Le prétexte est fourni par le passé, les temps passés, les morts. C'est un prétexte très mince, que le jeune homme ne peut avancer sans bredouiller : étudiant, peut-être, ou apprenti-écrivain, il est venu jusqu'à la ville pour y chercher les traces d'un homme, disparu quinze ans auparavant. Homme de haute culture contemporain d'Italo Svevo, d'Eugénio Montale («Bazlen était couché, appuyé sur les oreillers ; sur la table de chevet, à ses côtés, une importante pile de livres ; sur le lit, de part et d'autre, deux autres piles de livres.»), lecteur dans une maison d'édition, Roberto Bazlen a laissé une importante correspondance, et une empreinte nette, comme une trace de pas, dans la vie littéraire de son temps («Il avait de grands yeux noirs, très beaux. Comme ceux de Kafka.»). Mais il n'a, à proprement parler, rien écrit.

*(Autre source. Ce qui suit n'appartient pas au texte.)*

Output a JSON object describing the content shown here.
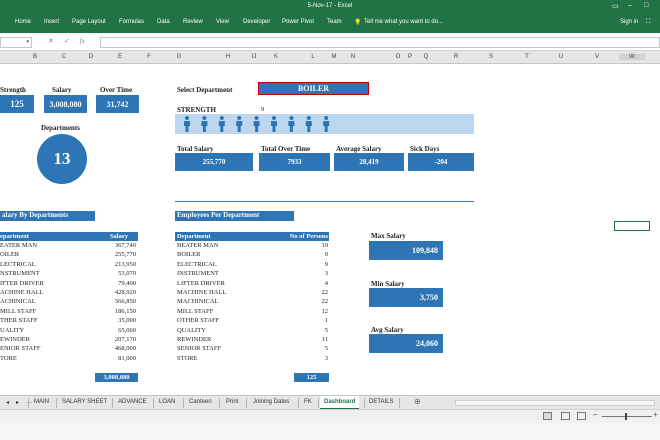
{
  "window": {
    "title": "5-Nov-17 - Excel"
  },
  "ribbon": {
    "tabs": [
      "Home",
      "Insert",
      "Page Layout",
      "Formulas",
      "Data",
      "Review",
      "View",
      "Developer",
      "Power Pivot",
      "Team"
    ],
    "tell_me": "Tell me what you want to do...",
    "sign_in": "Sign in"
  },
  "formula_bar": {
    "name_box": "",
    "fx": "fx",
    "value": ""
  },
  "columns": [
    "B",
    "C",
    "D",
    "E",
    "F",
    "G",
    "H",
    "IJ",
    "K",
    "L",
    "M",
    "N",
    "O",
    "P",
    "Q",
    "R",
    "S",
    "T",
    "U",
    "V",
    "W"
  ],
  "kpis": {
    "strength_label": "Strength",
    "strength_value": "125",
    "salary_label": "Salary",
    "salary_value": "3,008,080",
    "overtime_label": "Over Time",
    "overtime_value": "31,742",
    "departments_label": "Departments",
    "departments_value": "13"
  },
  "selector": {
    "label": "Select Department",
    "value": "BOILER"
  },
  "strength_row": {
    "label": "STRENGTH",
    "value": "9",
    "person_count": 9
  },
  "summary": [
    {
      "label": "Total Salary",
      "value": "255,770"
    },
    {
      "label": "Total Over Time",
      "value": "7933"
    },
    {
      "label": "Average Salary",
      "value": "28,419"
    },
    {
      "label": "Sick Days",
      "value": "-204"
    }
  ],
  "salary_by_dept": {
    "title": "alary By Departments",
    "col_dept": "epartment",
    "col_salary": "Salary",
    "rows": [
      [
        "EATER MAN",
        "367,740"
      ],
      [
        "OILER",
        "255,770"
      ],
      [
        "LECTRICAL",
        "213,950"
      ],
      [
        "NSTRUMENT",
        "53,070"
      ],
      [
        "IFTER DRIVER",
        "79,400"
      ],
      [
        "ACHINE HALL",
        "428,920"
      ],
      [
        "ACHINICAL",
        "566,850"
      ],
      [
        "MILL STAFF",
        "186,150"
      ],
      [
        "THER STAFF",
        "35,000"
      ],
      [
        "UALITY",
        "65,060"
      ],
      [
        "EWINDER",
        "207,170"
      ],
      [
        "ENIOR STAFF",
        "468,000"
      ],
      [
        "TORE",
        "81,000"
      ]
    ],
    "total": "3,008,080"
  },
  "employees_per_dept": {
    "title": "Employees Per Department",
    "col_dept": "Department",
    "col_count": "No of Persons",
    "rows": [
      [
        "BEATER MAN",
        "19"
      ],
      [
        "BOILER",
        "9"
      ],
      [
        "ELECTRICAL",
        "9"
      ],
      [
        "INSTRUMENT",
        "3"
      ],
      [
        "LIFTER DRIVER",
        "4"
      ],
      [
        "MACHINE HALL",
        "22"
      ],
      [
        "MACHINICAL",
        "22"
      ],
      [
        "MILL STAFF",
        "12"
      ],
      [
        "OTHER STAFF",
        "1"
      ],
      [
        "QUALITY",
        "5"
      ],
      [
        "REWINDER",
        "11"
      ],
      [
        "SENIOR STAFF",
        "5"
      ],
      [
        "STORE",
        "3"
      ]
    ],
    "total": "125"
  },
  "salary_stats": [
    {
      "label": "Max Salary",
      "value": "109,848"
    },
    {
      "label": "Min Salary",
      "value": "3,750"
    },
    {
      "label": "Avg Salary",
      "value": "24,060"
    }
  ],
  "sheet_tabs": [
    "MAIN",
    "SALARY SHEET",
    "ADVANCE",
    "LOAN",
    "Canteen",
    "Print",
    "Joining Dates",
    "FK",
    "Dashboard",
    "DETAILS"
  ],
  "active_sheet": "Dashboard",
  "colors": {
    "excel_green": "#217346",
    "accent_blue": "#2e75b6",
    "light_blue_band": "#bdd7ee",
    "dropdown_border": "#c00000"
  }
}
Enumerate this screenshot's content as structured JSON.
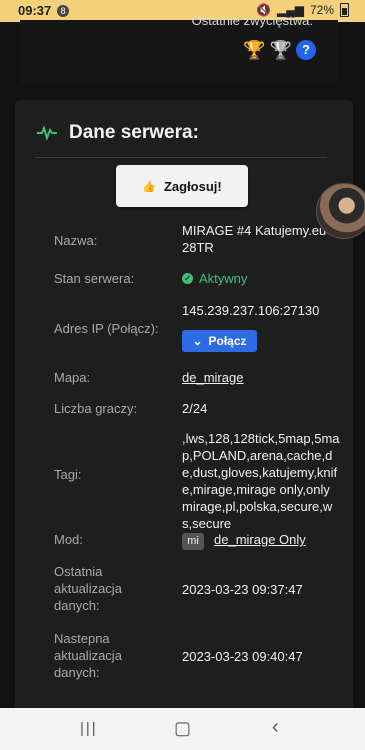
{
  "status_bar": {
    "time": "09:37",
    "notification_count": "8",
    "battery": "72%"
  },
  "top_panel": {
    "last_wins_label": "Ostatnie zwycięstwa:",
    "help_icon_text": "?"
  },
  "server_card": {
    "title": "Dane serwera:",
    "vote_label": "Zagłosuj!",
    "fields": {
      "name_label": "Nazwa:",
      "name_value": "MIRAGE #4 Katujemy.eu 128TR",
      "status_label": "Stan serwera:",
      "status_value": "Aktywny",
      "ip_label": "Adres IP (Połącz):",
      "ip_value": "145.239.237.106:27130",
      "connect_label": "Połącz",
      "map_label": "Mapa:",
      "map_value": "de_mirage",
      "players_label": "Liczba graczy:",
      "players_value": "2/24",
      "tags_label": "Tagi:",
      "tags_value": ",lws,128,128tick,5map,5map,POLAND,arena,cache,de,dust,gloves,katujemy,knife,mirage,mirage only,only mirage,pl,polska,secure,ws,secure",
      "mod_label": "Mod:",
      "mod_badge": "mi",
      "mod_value": "de_mirage Only",
      "last_update_label": "Ostatnia aktualizacja danych:",
      "last_update_value": "2023-03-23 09:37:47",
      "next_update_label": "Nastepna aktualizacja danych:",
      "next_update_value": "2023-03-23 09:40:47"
    }
  },
  "colors": {
    "accent": "#2d6be4",
    "active_green": "#3cc17a",
    "status_bar": "#f4d07a"
  }
}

Il s'agit sans doute, obscurément, pour le jeune homme, de combler une lacune, de remédier à un manquement de l'histoire, en substituant son propre travail, sa propre recherche, à l'oeuvre absente. Il en va peut-être d'abord ainsi : et le jeune homme s'approche du passé, posant précautionneusement ses mains sur les bords, comme s'il s'apprêtait à sonder un puits du regard. Il rêve d'entrer par effraction dans la chambre du passé, ou de la mémoire. Mais le présent résiste ; le présent le renvoie, invinciblement, à lui-même.
En rencontrant, à Trieste, dans un café, dans un appartement lumineux, puis à Londres, dans la demeure d'une vieille dame aveugle, les êtres qui entourèrent Roberto Bazlen, le jeune homme comprend que le passé est définitivement clos, et définitivement opaque : que le passé n'existe pas, n'est rien d'autre que ce que les vivants en disent. Il comprend, en un sens, que le passé appartient tout entier au présent.
Ce qui importe, au fond, ne tient pas dans le respect d'un plan de route («Je ne sais pas, je n'ai pas de programme» avoue le jeune homme au milieu du livre), ce projet qui, à mesure que le livre s'avance, accuse son caractère conventionnel, arbitraire ; c'est ce qui se développe, se révèle, s'éclaire à la marge de l'entreprise, et qui ne peut pas être véritablement repris par, intégré à, digéré par la cohérence de celle-ci : le regard et le mouvement d'arrêt qui fige au bord du trottoir un vieil ami de Bazlen («Il regarde le ciel, il dit : / - Trieste est comme Nice, avec le vent en plus. / Quand le feu a changé, il m'a dit brusquement au revoir.»), une collection de sextants, dans l'appartement triestin d'une ancienne confidente de l'homme de lettres, une fille assise dans un compartiment, près de la fenêtre («Elle a le visage triste, elle paraît être sur le point de pleurer. Peut-être (...) est-ce son expression normale. Mais, ensuite, elle se lève pour regarder le coucher de soleil sur le golfe, à la sortie de la ville, avec une telle langueur qu'elle ne sait pas où mettre ses jambes.»), deux jeunes touristes français visitant un navire et que le narrateur, assis sur le quai, voit réapparaître à intervalles réguliers, un incendie, le sentiment des gares traversées en toute hâte, de la proximité de la mer, de l'étrange déséquilibre qui semble miner la ville de Trieste ; la proximité de la Yougoslavie.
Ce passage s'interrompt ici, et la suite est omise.